The selection of tool bit form for internal hole machining is basically the same as for external machining. However, during internal hole machining, the overhang of the tool is larger, and heavy cutting cannot be performed, so there is almost no need to consider the clamping strength of different shapes.
(1) As the tool tip radius increases, the back force increases. The back force causes the tool holder to bend and deform, and it is necessary to prevent vibrations. When the feed depth is small, attention should be paid to the deterioration of chip handling and the change in chip discharge direction caused by the increase in tool tip radius. During internal hole machining, chips must be discharged from the inside of the workpiece, and a slight change in the discharge direction can cause difficulties in chip discharge.

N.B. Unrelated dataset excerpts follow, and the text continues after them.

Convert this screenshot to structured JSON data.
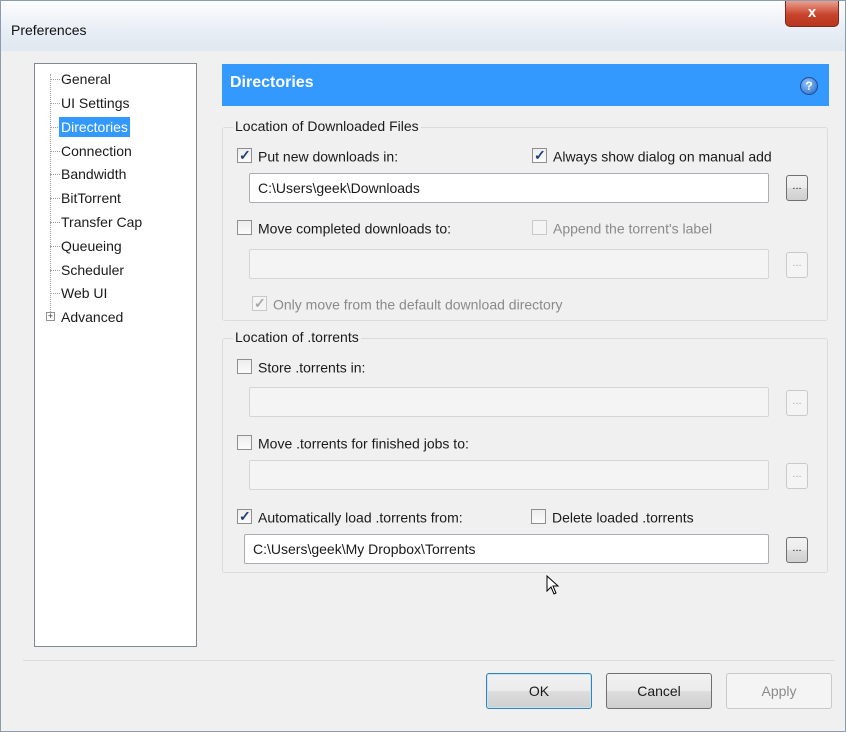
{
  "window": {
    "title": "Preferences",
    "close_glyph": "x"
  },
  "sidebar": {
    "items": [
      {
        "label": "General"
      },
      {
        "label": "UI Settings"
      },
      {
        "label": "Directories",
        "selected": true
      },
      {
        "label": "Connection"
      },
      {
        "label": "Bandwidth"
      },
      {
        "label": "BitTorrent"
      },
      {
        "label": "Transfer Cap"
      },
      {
        "label": "Queueing"
      },
      {
        "label": "Scheduler"
      },
      {
        "label": "Web UI"
      },
      {
        "label": "Advanced",
        "expandable": true
      }
    ],
    "expander_glyph": "+"
  },
  "header": {
    "title": "Directories",
    "help_glyph": "?"
  },
  "downloaded_group": {
    "label": "Location of Downloaded Files",
    "put_new": {
      "label": "Put new downloads in:",
      "checked": true
    },
    "always_show": {
      "label": "Always show dialog on manual add",
      "checked": true
    },
    "download_path": "C:\\Users\\geek\\Downloads",
    "move_completed": {
      "label": "Move completed downloads to:",
      "checked": false
    },
    "append_label": {
      "label": "Append the torrent's label",
      "checked": false,
      "disabled": true
    },
    "move_path": "",
    "only_move": {
      "label": "Only move from the default download directory",
      "checked": true,
      "disabled": true
    },
    "browse_glyph": "..."
  },
  "torrents_group": {
    "label": "Location of .torrents",
    "store": {
      "label": "Store .torrents in:",
      "checked": false
    },
    "store_path": "",
    "move_finished": {
      "label": "Move .torrents for finished jobs to:",
      "checked": false
    },
    "move_finished_path": "",
    "auto_load": {
      "label": "Automatically load .torrents from:",
      "checked": true
    },
    "delete_loaded": {
      "label": "Delete loaded .torrents",
      "checked": false
    },
    "auto_load_path": "C:\\Users\\geek\\My Dropbox\\Torrents",
    "browse_glyph": "..."
  },
  "footer": {
    "ok": "OK",
    "cancel": "Cancel",
    "apply": "Apply"
  },
  "icons": {
    "cursor": "mouse-pointer-icon",
    "help": "help-icon",
    "close": "close-icon"
  },
  "colors": {
    "accent": "#3399ff",
    "window_bg": "#f0f0f0"
  }
}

(2) When performing internal hole machining with small diameters, to prevent interference between the tool bit and the inner wall surface, if a negative angle tool bit is used, a large negative rake angle should be selected. This will increase the cutting force and is prone to cause high-frequency vibrations, so a positive angle tool bit with a back angle is usually used for internal hole machining. If the processing diameter is larger, from an economic point of view, it is more appropriate to use a negative angle tool bit.